Die Miele & Cie. KG hat ihr Produktangebot um eine neue Generation der Muldenmangel ergänzt. Wie das Gütersloher Unternehmen erklärt, verfügt der Abnahmetisch über eine gewölbte und gelochte Wabenstruktur, die das Entweichen der warmen Luft nach oben ermöglicht und das Nachströmen von kühler Raumluft durch die Löcher von unten zulässt. So wird das Mangelgut schon auf dem Abnahmetisch abgekühlt. Darüber hinaus fixiert der sanfte Luftstrom das Finish der Wäsche.

Mit der neuen Abdeckhaube schafft die Muldenmangel nach Angaben des Herstellers zusätzlichen Bedienkomfort: Wärme kann nicht nach oben abstrahlen, in unmittelbarer Nähe der Walze sorgt sie für niedrigere Temperaturen und verhindert Energieverluste. Außerdem sind unabsichtliche Berührungen der Walzen durch Mitarbeiter kein Thema mehr. Des Weiteren wird durch die Verhinderung von Staubablagerung der Reinigungsaufwand der Mulde reduziert. Zudem vergilbt das Aramid-Nadelfilztuch, mit dem die Mangel bewickelt ist, weniger.

Die Mangeln mit ihren nutzbaren Walzenbreiten von 1.690 mm bis 1.980 mm können laut Miele für das Finish unter anderen in hauseigenen Wäschereien von Hotels oder Alten- und Pflegeheimen sowie in Wäschereien eingesetzt werden. Miele bietet die Modelle - PM 1318, PM 1418 und PM 1421 - mit Gas- oder Elektrobeheizung an. Laut Unternehmen besitzen Mangeln mit einer Aluminiummulde eine zirka viermal höhere Wärmeleitfähigkeit als Stahlmulden.

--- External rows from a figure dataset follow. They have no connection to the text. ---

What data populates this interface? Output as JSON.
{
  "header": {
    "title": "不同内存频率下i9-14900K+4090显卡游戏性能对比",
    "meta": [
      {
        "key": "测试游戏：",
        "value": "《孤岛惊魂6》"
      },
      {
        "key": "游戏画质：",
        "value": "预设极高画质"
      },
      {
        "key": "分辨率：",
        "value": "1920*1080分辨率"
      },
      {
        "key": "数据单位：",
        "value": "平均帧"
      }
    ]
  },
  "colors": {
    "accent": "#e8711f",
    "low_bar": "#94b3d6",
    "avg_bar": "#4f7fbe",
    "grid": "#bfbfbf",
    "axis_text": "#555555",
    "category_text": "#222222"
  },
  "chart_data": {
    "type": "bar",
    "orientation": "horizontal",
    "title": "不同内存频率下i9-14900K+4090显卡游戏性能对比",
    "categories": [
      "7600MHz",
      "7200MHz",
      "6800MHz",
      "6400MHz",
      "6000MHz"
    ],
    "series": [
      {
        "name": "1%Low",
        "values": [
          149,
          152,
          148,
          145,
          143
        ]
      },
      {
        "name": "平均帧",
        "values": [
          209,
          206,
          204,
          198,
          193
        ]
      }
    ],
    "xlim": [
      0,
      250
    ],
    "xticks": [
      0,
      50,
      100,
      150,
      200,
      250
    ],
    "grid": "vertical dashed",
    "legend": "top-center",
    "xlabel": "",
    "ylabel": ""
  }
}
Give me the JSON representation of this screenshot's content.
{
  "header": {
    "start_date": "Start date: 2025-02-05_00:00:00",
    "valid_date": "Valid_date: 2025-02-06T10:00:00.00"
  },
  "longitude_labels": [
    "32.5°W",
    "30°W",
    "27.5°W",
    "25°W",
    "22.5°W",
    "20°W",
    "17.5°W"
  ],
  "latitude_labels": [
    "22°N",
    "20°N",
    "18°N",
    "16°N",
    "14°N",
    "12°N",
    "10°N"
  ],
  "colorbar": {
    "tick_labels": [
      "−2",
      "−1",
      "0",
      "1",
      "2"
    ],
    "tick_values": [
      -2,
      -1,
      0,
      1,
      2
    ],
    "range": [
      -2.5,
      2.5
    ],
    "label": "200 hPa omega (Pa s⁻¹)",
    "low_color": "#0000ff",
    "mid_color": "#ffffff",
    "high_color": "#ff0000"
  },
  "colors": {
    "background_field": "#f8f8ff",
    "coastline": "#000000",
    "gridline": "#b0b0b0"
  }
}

Außerdem sind Aluminiummulden aufgrund ihrer glatten Oberfläche wäscheschonend und müssen seltener gewachst werden. Mit einem Umschlingungswinkel von 167 °C bietet die Mulde eine große Kontaktfläche unter Anpressdruck, wodurch eine maximale Leistung und eine optimale Glättung erreicht werden sollen.